3.  If available, the authors may consider to present the results of liver function assays, such as transaminase activity, alkaline phosphatase, and albumin.

Author Response

Response to reviewers

We thank the editor and reviewers for their supportive comments and the suggestions for improvement of the manuscript. The revision experiments were performed by C. Gomez; therefore, and in agreement with all authors, she should be listed as sole first-author. We increased the resolution of the figures and uploaded them also separately. The issues raised by the reviewers were addressed as follows:

#Reviewer 3

The authors conducted rather detailed bile acid analysis on serum samples from the mice infected with Alveolar echinococcosis as well as the ones with drug treatment. After observing the changes in both quantity and composition of serum bile acids, the expression levels of related genes and proteins in bile acid biosynthesis and transport were examined. Reasonable explanation on the observed changes has been proposed to link the infection-induced inflammation and the changes in bile acids. Overall, this is a manuscript based on a sound experimental animal model and detailed sample analysis. Nevertheless, I have a few suggestions for the authors to consider:

1. Considering hepatic bile acids are the source of serum bile acids, hepatic bile acid data is a missing piece in this study. Since the liver samples have been collected from this study, it is desirable to have this data to connect the serum data with the bile acid-related gene and protein expression in the liver.

We agree with the reviewer. Due to limited sample availability we had not done this in a first step. As suggested we have now quantified bile acids in liver tissue. We mention effects of AE on liver tissue bile acid profile in the abstract and results section. Figures and Tables have been updated in the manuscript. Table 2 contains the concentrations of bile acids in liver tissue, and the individual data points of bile acids quantified in liver tissue of mice from the four treatment groups are depicted in Supplemental Figure S2. Bile acid profiles and ratios described previously for serum have also been included and depicted for liver tissue samples (modified Figure 1 and Table 3).
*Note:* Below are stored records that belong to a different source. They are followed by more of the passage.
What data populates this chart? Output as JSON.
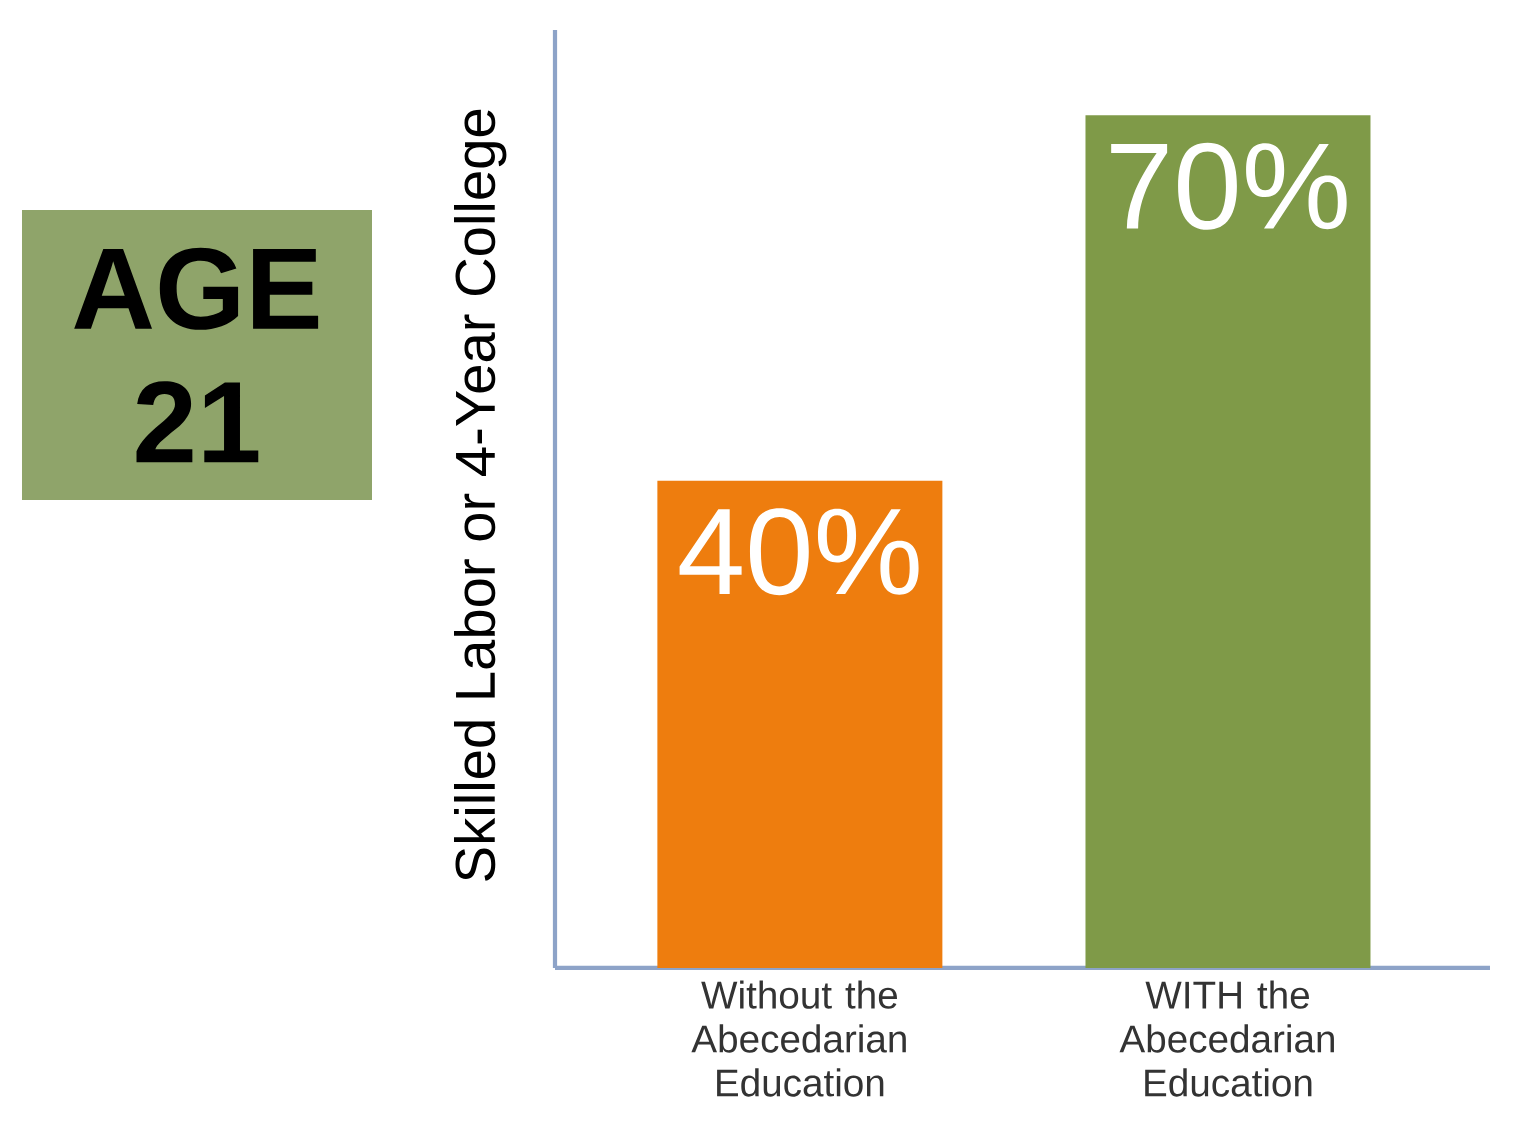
{
  "chart_data": {
    "type": "bar",
    "title": "AGE 21",
    "ylabel": "Skilled Labor or 4-Year College",
    "categories": [
      "Without the Abecedarian Education",
      "WITH the Abecedarian Education"
    ],
    "values": [
      40,
      70
    ],
    "colors": [
      "#ee7d0e",
      "#7f9a48"
    ],
    "value_labels": [
      "40%",
      "70%"
    ]
  }
}
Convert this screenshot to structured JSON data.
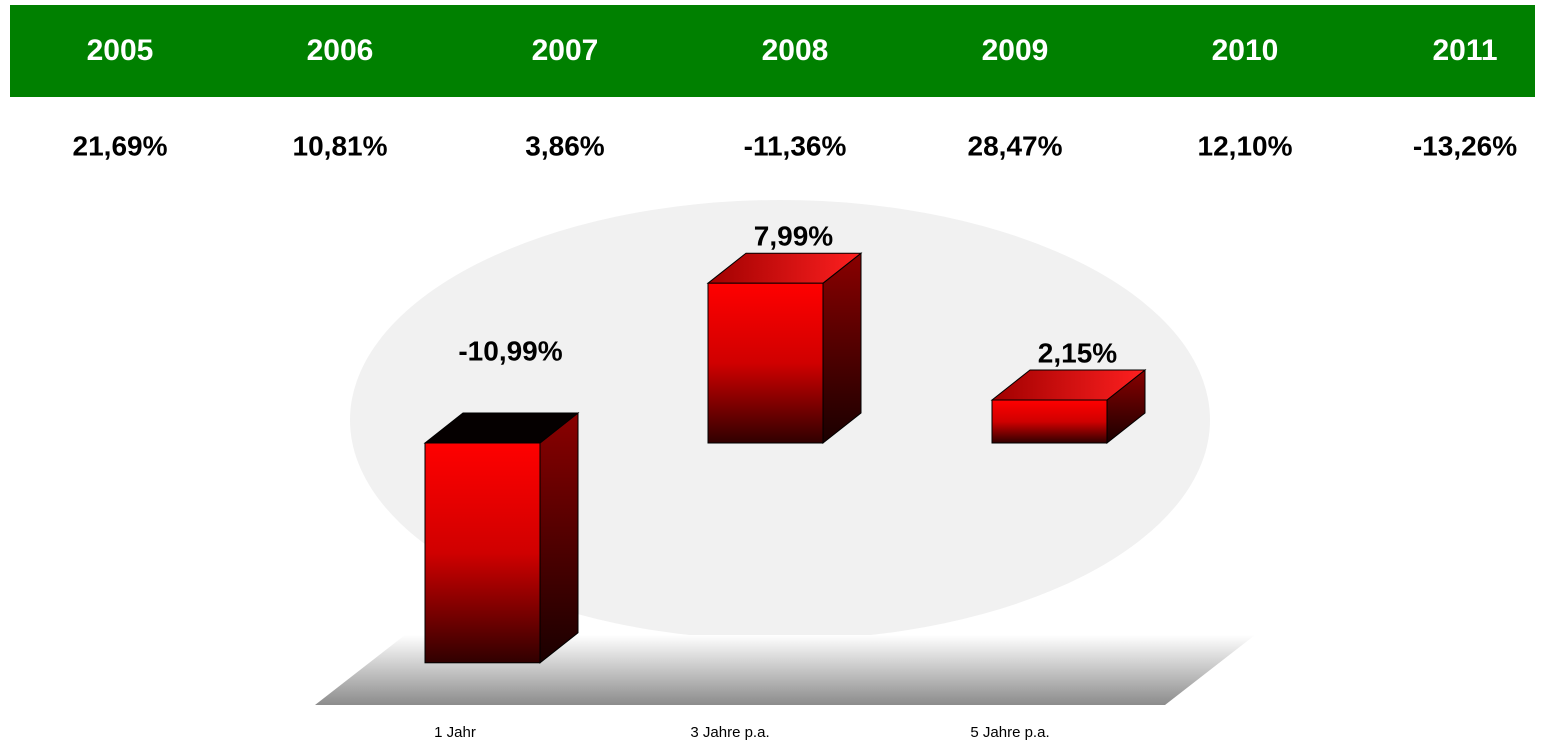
{
  "table": {
    "header": [
      "2005",
      "2006",
      "2007",
      "2008",
      "2009",
      "2010",
      "2011"
    ],
    "rows": [
      [
        "21,69%",
        "10,81%",
        "3,86%",
        "-11,36%",
        "28,47%",
        "12,10%",
        "-13,26%"
      ]
    ]
  },
  "chart_data": {
    "type": "bar3d",
    "categories": [
      "1 Jahr",
      "3 Jahre p.a.",
      "5 Jahre p.a."
    ],
    "values": [
      -10.99,
      7.99,
      2.15
    ],
    "value_labels": [
      "-10,99%",
      "7,99%",
      "2,15%"
    ],
    "color": "#ff0000"
  }
}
1. Figure 1 should be placed as a summary figure in the Discussion, instead of in the Introduction, because it contains all the targets in this study as well as the potential mechanism.  Once it is placed into the Discussion, the results of this study, including the changes in bile acids, genes, and proteins, should all be included in the figure. The major content from line 62 to line 93 could also be transferred to the Discussion.

As suggested we now placed the original Figure 1 in the Discussion section (new Figure 5) and modified it to include the main findings (now also AKR1D1 and CYP7A1 as well as effect on bile acids). We assume the observed changes are mainly caused by the hepatic inflammation. As the role of FXR was not investigated, we removed it from the Figure.
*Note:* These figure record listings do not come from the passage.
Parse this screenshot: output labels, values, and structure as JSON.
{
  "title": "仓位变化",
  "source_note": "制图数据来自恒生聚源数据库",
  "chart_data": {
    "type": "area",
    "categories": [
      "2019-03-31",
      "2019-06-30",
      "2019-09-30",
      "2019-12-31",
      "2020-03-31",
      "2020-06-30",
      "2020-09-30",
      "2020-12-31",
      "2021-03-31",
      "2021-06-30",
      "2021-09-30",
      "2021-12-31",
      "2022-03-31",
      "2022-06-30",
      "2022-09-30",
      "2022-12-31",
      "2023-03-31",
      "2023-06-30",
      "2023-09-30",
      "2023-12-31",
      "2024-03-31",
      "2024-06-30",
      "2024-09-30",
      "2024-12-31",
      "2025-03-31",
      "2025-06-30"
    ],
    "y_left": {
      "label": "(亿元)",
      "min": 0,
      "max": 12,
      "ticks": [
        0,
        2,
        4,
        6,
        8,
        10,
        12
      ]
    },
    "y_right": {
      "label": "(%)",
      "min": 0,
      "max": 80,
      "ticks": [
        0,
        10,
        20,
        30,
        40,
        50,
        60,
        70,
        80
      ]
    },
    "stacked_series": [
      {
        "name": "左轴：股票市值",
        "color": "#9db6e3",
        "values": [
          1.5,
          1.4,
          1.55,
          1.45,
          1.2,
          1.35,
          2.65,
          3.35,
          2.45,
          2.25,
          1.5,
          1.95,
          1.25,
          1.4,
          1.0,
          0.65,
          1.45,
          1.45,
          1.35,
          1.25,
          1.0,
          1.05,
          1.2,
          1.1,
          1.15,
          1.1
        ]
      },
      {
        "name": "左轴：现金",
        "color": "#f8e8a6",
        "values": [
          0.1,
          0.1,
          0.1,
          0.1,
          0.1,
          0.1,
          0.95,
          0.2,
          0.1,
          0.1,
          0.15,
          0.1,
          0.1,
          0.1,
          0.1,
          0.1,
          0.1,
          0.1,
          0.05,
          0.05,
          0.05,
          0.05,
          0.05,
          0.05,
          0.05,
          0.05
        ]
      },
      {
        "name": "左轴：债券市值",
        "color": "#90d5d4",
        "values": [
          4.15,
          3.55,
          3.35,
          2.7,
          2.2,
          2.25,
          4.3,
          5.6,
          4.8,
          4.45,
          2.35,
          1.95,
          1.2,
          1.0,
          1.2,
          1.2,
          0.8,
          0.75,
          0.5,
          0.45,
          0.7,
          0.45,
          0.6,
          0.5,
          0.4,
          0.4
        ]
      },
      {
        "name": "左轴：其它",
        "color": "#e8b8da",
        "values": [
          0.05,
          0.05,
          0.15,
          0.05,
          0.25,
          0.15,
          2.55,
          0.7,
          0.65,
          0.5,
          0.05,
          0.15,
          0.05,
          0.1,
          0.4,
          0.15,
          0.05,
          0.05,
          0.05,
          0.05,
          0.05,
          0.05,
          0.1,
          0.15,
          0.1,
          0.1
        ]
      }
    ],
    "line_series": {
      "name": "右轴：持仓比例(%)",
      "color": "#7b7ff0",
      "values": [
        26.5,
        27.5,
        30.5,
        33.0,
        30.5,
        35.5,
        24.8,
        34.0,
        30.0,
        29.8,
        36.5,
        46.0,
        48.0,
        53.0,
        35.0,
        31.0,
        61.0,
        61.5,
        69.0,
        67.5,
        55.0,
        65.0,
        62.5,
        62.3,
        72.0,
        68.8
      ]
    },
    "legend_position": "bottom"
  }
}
We prefer to leave the information of lines 62-93 in the introduction to allow readers not familiar with bile acid homeostasis to better follow the selection of enzymes and transporters analysed and the role they have in regulating bile acids.

1.  If available, the authors may consider to present the results of liver function assays, such as transaminase activity, alkaline phosphatase, and albumin.

Unfortunately, we now used up all samples (serum and liver tissue) and AST, ALT or albumin have not been measured. The histological analysis of the liver tissue, however, did not show any lesions or overt hepatic damage in all groups, indicating that neither AE nor ABZ or the combination led to gross hepatic damage.